One example input is VeryNoisy.txt which has a huge level of noise applied as the signal gets smaller. The goal of the program is to try to deal with a variable level of noise in data. The output is in the file ExtendedTR.txt which you can examine in a spreadsheet. In MS Excel, for the VeryNoisy.txt input data, you open the file, highlight the rightmost two columns and insert a line chart which show the noisy data input and the NANO output ( which extends the input data by one column).
Project properties: Here is a typical command line for think.exe which contains some arguments for the program which can be placed in the Debugging > Command Arguments property: NoisySinCos20000.txt 3 20 -90 1 2 3 These are, in order, "Data_file_name nDim nMaxEpochs dblMSEorF List of columns used". nDim is the number of inputs to the function to be learned plus one (for the single output). An epoch is one pass through the data in the buffer. In the last of nMaxEpochs in a call to Train, the hyperplanes which form pieces of the learned result can split in two. MSEorF shows the level of mean square training error of a piece above which it can split. If MSEorF is negative, the program does an F-test based on the estimated level of noise to decide on splitting. The alpha probability of the F-test is the negative of the MSEorF entry. The alpha values are accurate from tables only for 25, 50 and 75. The rest are computed by geomentric interpolation. The last arguments are a list of the columns that are used in forming the ALN function, the last one being the column with the desired output. The columns are numbered from the left starting at one. For the VeryNoisySine.txt problem, column 2 is the noiseless result, so you have to skip that column, e.g. "VeryNoisySine.txt 2 20 -55 1 3".

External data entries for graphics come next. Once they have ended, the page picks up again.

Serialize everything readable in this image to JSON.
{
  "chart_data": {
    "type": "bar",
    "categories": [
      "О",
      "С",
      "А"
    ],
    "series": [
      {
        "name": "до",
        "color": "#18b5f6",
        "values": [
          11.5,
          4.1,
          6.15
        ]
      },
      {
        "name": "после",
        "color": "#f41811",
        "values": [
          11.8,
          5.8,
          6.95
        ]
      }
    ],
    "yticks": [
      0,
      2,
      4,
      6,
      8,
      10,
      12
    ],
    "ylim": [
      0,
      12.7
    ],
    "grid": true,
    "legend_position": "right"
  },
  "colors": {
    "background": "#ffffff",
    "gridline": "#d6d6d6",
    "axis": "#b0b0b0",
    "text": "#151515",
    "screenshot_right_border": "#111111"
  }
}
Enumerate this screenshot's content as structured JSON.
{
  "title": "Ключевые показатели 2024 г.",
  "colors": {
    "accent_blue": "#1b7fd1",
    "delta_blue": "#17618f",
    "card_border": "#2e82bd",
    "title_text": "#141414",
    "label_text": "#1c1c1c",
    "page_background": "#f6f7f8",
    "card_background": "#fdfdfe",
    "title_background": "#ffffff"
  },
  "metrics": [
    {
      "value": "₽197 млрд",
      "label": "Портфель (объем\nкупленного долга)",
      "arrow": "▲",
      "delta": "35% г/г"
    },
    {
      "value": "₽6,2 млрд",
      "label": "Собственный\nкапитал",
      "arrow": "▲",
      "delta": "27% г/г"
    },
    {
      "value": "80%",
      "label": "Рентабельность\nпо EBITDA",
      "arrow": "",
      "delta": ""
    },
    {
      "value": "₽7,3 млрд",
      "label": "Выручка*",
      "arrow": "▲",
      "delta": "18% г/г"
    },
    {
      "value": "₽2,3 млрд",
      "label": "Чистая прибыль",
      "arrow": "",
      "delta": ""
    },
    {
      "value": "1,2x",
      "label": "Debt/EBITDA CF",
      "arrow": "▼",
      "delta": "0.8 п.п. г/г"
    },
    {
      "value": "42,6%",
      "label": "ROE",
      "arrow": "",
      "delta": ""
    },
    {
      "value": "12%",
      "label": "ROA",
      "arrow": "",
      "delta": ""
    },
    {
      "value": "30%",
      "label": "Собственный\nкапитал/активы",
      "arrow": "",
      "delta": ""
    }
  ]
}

This shows NANO performing Q learning for the inverted pendulum problem. Just run the program (say inside Visual Studio "without debugging" ). It does a few iterations of Q learning then asks you for an integer number of iterations you want to do. You can give it 100, 1000, 20000 or more. At the start 1000 iterations takes on the order of a minute or two. As the program learns the Q function, the ALN tree grows and may end up with hundreds or thousands of leaf nodes. Then each iteration takes longer. Each leaf node computes a flat surface defining a small part of the function surface. After the specified number of iterations, the program asks again how many more iterations you want. If you input 0, then that finishes the program and you can open the file qmotion.txt in the directory "Working" using a spreadsheet like Excel. Then you highlight the B column and insert a line chart which shows the angle of the pendulum over time. The C column shows the angular velocity. Then comes the control given. If you want to show the time in the first column, you can use scatterplots of the A column with others. There are just three possible torque values which can be used: maximal clockwise torque (negative), maximal counter-clockwise torque and zero torque.
The qmotion_EXAMPLE_OUTPUT.txt result needed 21000 iterations, but I suggest you try 1000 additional iterations at first. Experimentation can show how to do the job with fewer iteations.
Project properties: change the working directory for this project to the same as above for think.